Marcella Centofanti relatou o caso em uma thread no Twitter. Ela afirmou ter recebido a ligação do suposto funcionário do banco, ele dizia que a conta dela havia sido invadida e, como medida de segurança, também bloqueada.

Narrando a situação, a vítima contou que ele estava calmo e era bastante articulado. Depois de alguns minutos, ele pediu para que Marcella confirmasse as operações que ela havia realizado.

"Ele citou o que saiu e entrou na minha conta nos últimos dias. Pix que eu fiz e recebi, com nomes e valores, além de débitos automáticos precisos nos centavos. O meu saldo. Tudo exato", relatou.

Nas publicações, a jornalista chegou a escrever que o golpista começou a orientá-la para que realizasse um boletim de ocorrência e que criasse uma nova senha, sem números sequenciais e nem data de nascimento.

Ativando o alerta

Depois de perceber que a sua conta estava realmente bloqueada, Marcella ouviu do suposto atendente que dois iPhones em Santo André (SP) haviam feito o acesso indevido.

Após pausas na ligação — momento em que tocou até mesmo aquela clássica música de espera —, a pessoa que se passava por atendente do Itaú questionou a vítima se ela reconhecia três depósitos em valores de R$ 9 mil a R$ 10 mil cada um.

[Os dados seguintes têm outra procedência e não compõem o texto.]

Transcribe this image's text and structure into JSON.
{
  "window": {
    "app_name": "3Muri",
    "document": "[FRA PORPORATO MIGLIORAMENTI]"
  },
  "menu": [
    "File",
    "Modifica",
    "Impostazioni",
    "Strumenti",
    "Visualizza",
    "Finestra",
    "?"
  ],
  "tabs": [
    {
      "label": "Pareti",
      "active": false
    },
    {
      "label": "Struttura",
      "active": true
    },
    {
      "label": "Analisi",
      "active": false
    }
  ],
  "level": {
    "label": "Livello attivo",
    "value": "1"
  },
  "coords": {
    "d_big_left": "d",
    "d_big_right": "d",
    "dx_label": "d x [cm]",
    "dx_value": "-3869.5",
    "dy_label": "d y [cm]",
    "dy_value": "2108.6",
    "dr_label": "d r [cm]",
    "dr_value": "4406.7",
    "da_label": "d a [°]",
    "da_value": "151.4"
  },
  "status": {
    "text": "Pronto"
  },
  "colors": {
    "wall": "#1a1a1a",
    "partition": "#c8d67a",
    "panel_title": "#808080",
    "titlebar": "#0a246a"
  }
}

Ela negou reconhecer as transações e a partir daí a situação já se encaminhou para um golpe mais clássico.

"Ele pediu pra eu entrar na área de transferência do aplicativo para desfazer a transação. Ele queria que eu fizesse a mesma transferência que o bandido do iPhone de Santo André fez, com o mesmo valor, pra mesma conta. Dessa forma, o banco reconheceria a duplicidade e cancelaria a operação. Foi só nessa hora que eu desconfiei de verdade. Até então, parecia redondo demais pra ser golpe", relatou.

Depois de negar fazer as transações, Marcella começou a perceber nervosismo no golpista, que chegou até a ameaçar dizendo que se ela não fizesse a operação até certo horário, o Itaú não se responsabilizaria pela "fraude".

Depois do caso, a jornalista recebeu uma confirmação da assistente da gerente da conta dela que o Itaú não pede transferências para cancelar outras transferências já feitas.

Desespero e dor de cabeça

Em entrevista ao TecMundo, Centofanti conta que o único prejuízo na história toda foi o emocional. Como ela não realizou a transferência, os bandidos não conseguiram dinheiro.

"Mas tem toda a perda de tempo, já que eu tenho que ir ao banco, perdi tempo de trabalho e tudo isso gera muito estresse, tive até uma herpes na boca. Estou me sentindo muito insegura. Estou entrando na conta toda hora, vendo se alguém tirou dinheiro, se fizeram Pix para outras pessoas", diz.

A jornalista pontuou que até o número que ela recebeu a ligação é parecido com o de uma central de atendimento de serviços.

Golpe

A vítima afirmou que vai realizar um boletim de ocorrência e que está estudando o que fazer depois. É a primeira vez que ela sofre uma tentativa de golpe do tipo e contou que está "digerindo a situação".

"É preocupante que uma pessoa não autorizada tenha acesso às informações exatas da conta de alguém. Ele [o golpista] me passou os dados exatos do meu extrato, até dos centavos, dos nomes das pessoas que eu fiz ou que me fizeram Pix. Ainda estou preocupada se a minha conta não pode ser invadida a qualquer momento", disse.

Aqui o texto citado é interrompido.